Gaetano Lombardi, Via G. Santacroce 40/a, 80129 Naples, Italy
Cristina L Ronchi, Erica Rizzo, Andrea G Lania, Rosario Pivonello, Silvia Grottoli, Annamaria Colao, Ezio Ghigo, Anna Spada, Maura Arosio, and Paolo Beck-Peccoz
It is still unknown whether prolonged treatment with somatostatin analogs (SSTa) may cause a long-lasting disease remission in GH-secreting adenomas after drug discontinuation. The aim of the present study was to investigate the evolution of GH/IGF-I secretion and tumor mass after SSTa withdrawal in patients affected by acromegaly.
Patients and Design
A total of 27 patients with acromegaly (12 de novo and 15 previously operated) were treated with SSTa for a median period of 48 months and considered optimally controlled in hormonal and neuroradiological terms. None of them were previously irradiated.
Basal GH, post-glucose GH nadir, IGF-I, clinical signs/symptoms, and metabolic parameters were evaluated after 12–16 weeks from drug withdrawal. Only patients who met the current criteria for disease remission remained in drug suspension being periodically re-evaluated for biochemical/clinical data and neuroradiological imaging.

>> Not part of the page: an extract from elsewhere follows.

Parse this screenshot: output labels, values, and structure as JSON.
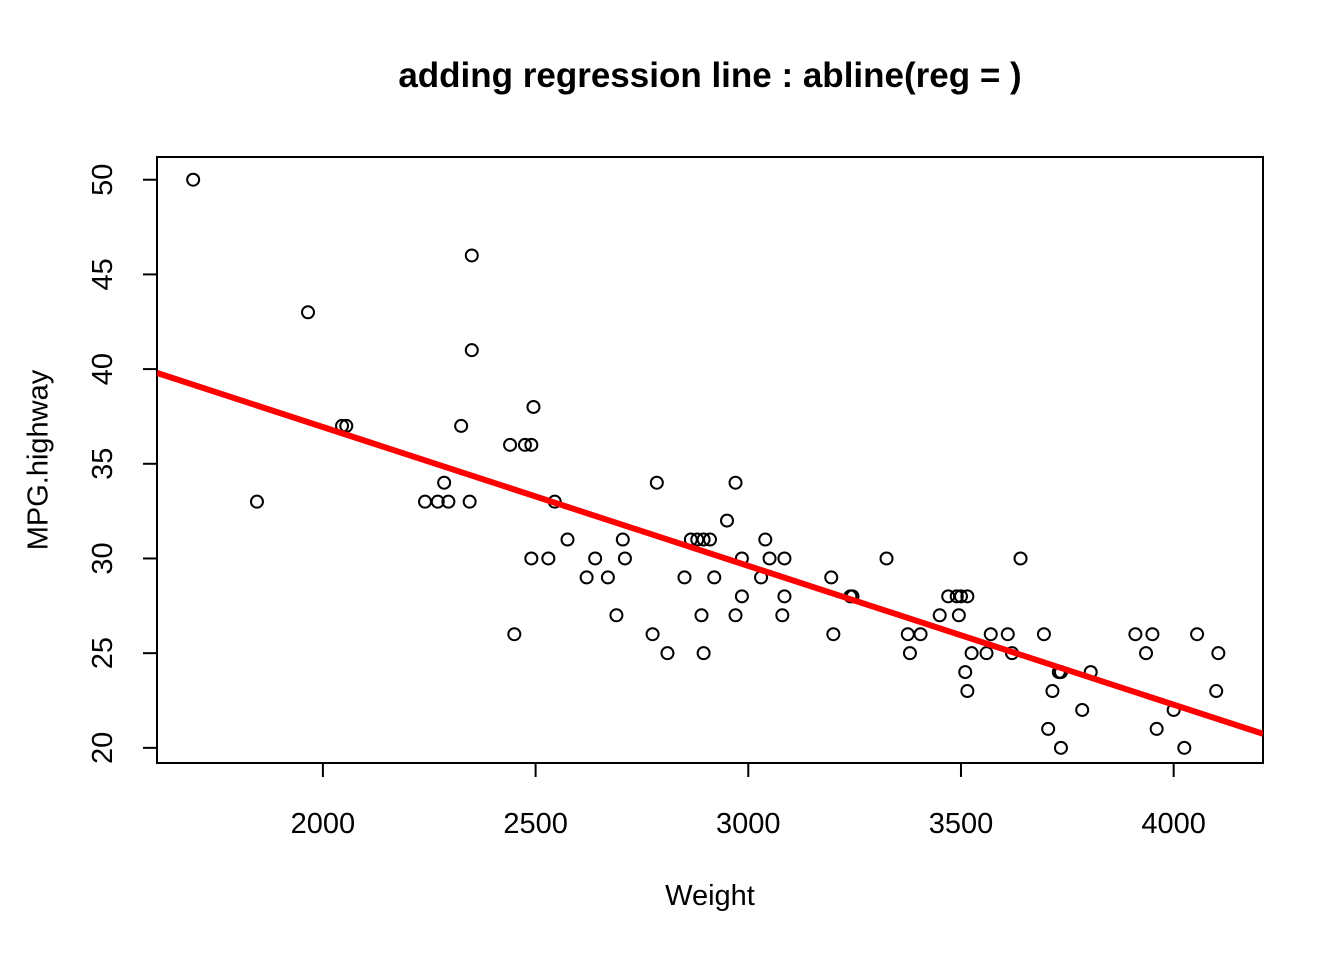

After 12–16 weeks withdrawal, 15 of the 27 patients had disease relapse and restarted SSTa, while 12 were considered ‘in disease remission’ (44% of total). Glucose metabolism improved in both euglycemic and diabetic patients after short-term SSTa discontinuation. Only one of the ten patients who reached 24 weeks withdrawal showed biochemical disease recurrence. On the whole, five of the patients still in remission after 6 months have already prolonged the follow-up over 12 months (median: 24 months), without clinical and biochemical/neuroradiological evidence of disease recurrence.
These preliminary data indicate a successful withdrawal of SSTa at least in a subset of well-responsive patients with acromegaly and challenge the previously held concept that medical therapy is always a lifelong requirement.